A tentativa de apagar rastros

Seguindo ordens previamente deixadas por Hitler, os corpos foram levados para o exterior do bunker e queimados por seus auxiliares mais próximos. A intenção era evitar que seus restos mortais fossem capturados e exibidos publicamente, como havia ocorrido com outros líderes derrotados.

Mesmo assim, forças soviéticas encontraram vestígios dos corpos e conduziram investigações que, ao longo dos anos, ajudaram a consolidar a versão do suicídio como o desfecho mais consistente para o líder nazista.

Confirmações históricas e disputas narrativas

Após o fim da guerra, a União Soviética realizou exames e interrogatórios com testemunhas que estavam no bunker. Décadas depois, estudos forenses adicionais, incluindo análises de fragmentos atribuídos a Hitler, reforçaram a conclusão de que ele morreu naquele dia.

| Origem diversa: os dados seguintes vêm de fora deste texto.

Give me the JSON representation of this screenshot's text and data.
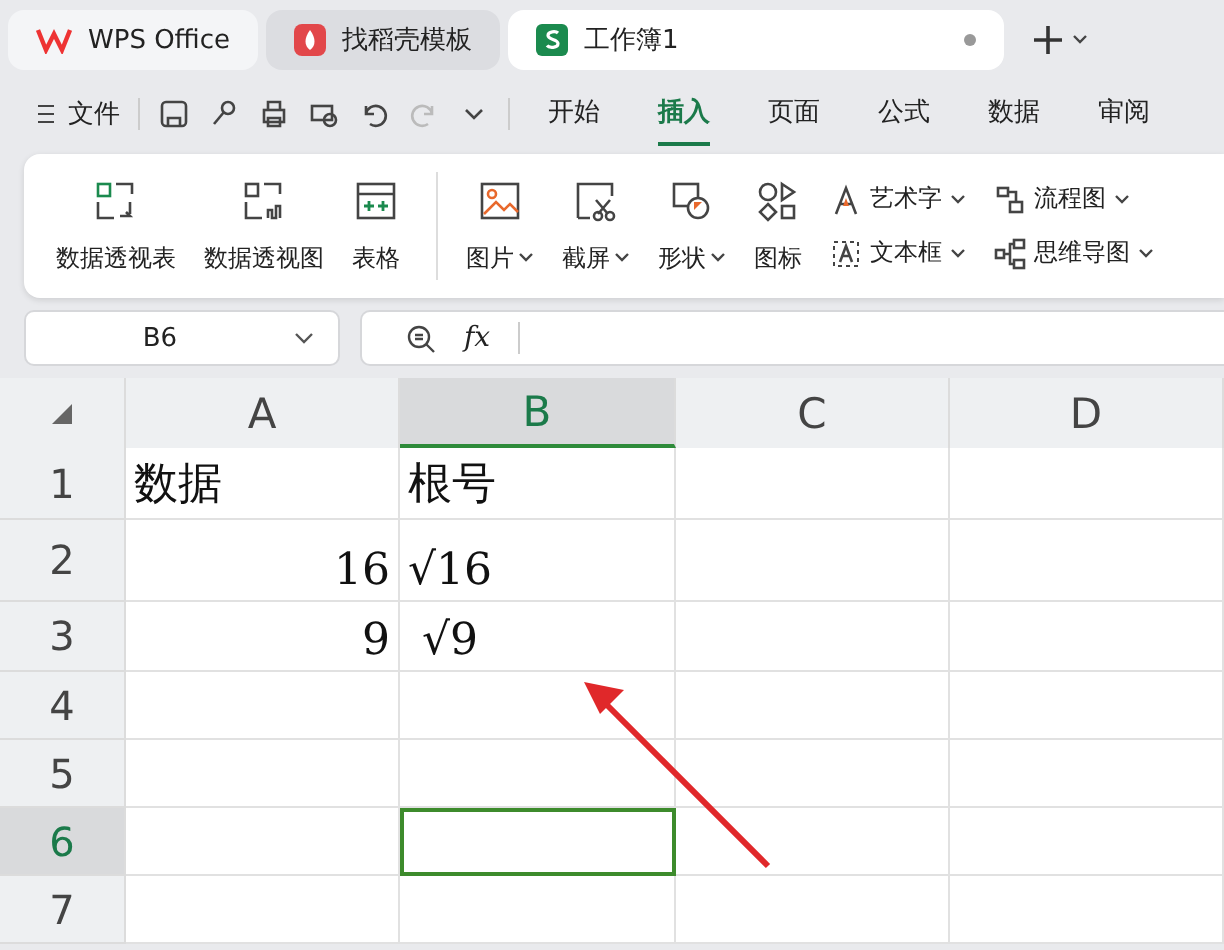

Apesar disso, teorias conspiratórias sobre uma suposta fuga para a América do Sul circularam por anos, alimentadas pela falta de transparência inicial dos soviéticos e pelo clima de desinformação do pós-guerra. No entanto, historiadores consideram essas versões infundadas, diante do conjunto de evidências disponíveis.

O fim do Terceiro Reich e suas consequências

A morte de Hitler acelerou o colapso do regime nazista. Poucos dias depois, a Alemanha assinaria a rendição incondicional, encerrando oficialmente a Segunda Guerra Mundial na Europa.

O fim do Terceiro Reich revelou ao mundo a dimensão dos crimes cometidos pelo regime, incluindo o Holocausto, que resultou no extermínio de milhões de judeus e outras minorias. Também abriu caminho para uma nova ordem internacional, marcada pela divisão do mundo em blocos durante a Guerra Fria.

Mais do que o fim de um líder, o suicídio de Hitler simbolizou o colapso de uma ideologia baseada no autoritarismo extremo, no racismo e na violência sistemática — um capítulo sombrio da história que permanece como alerta permanente para a humanidade.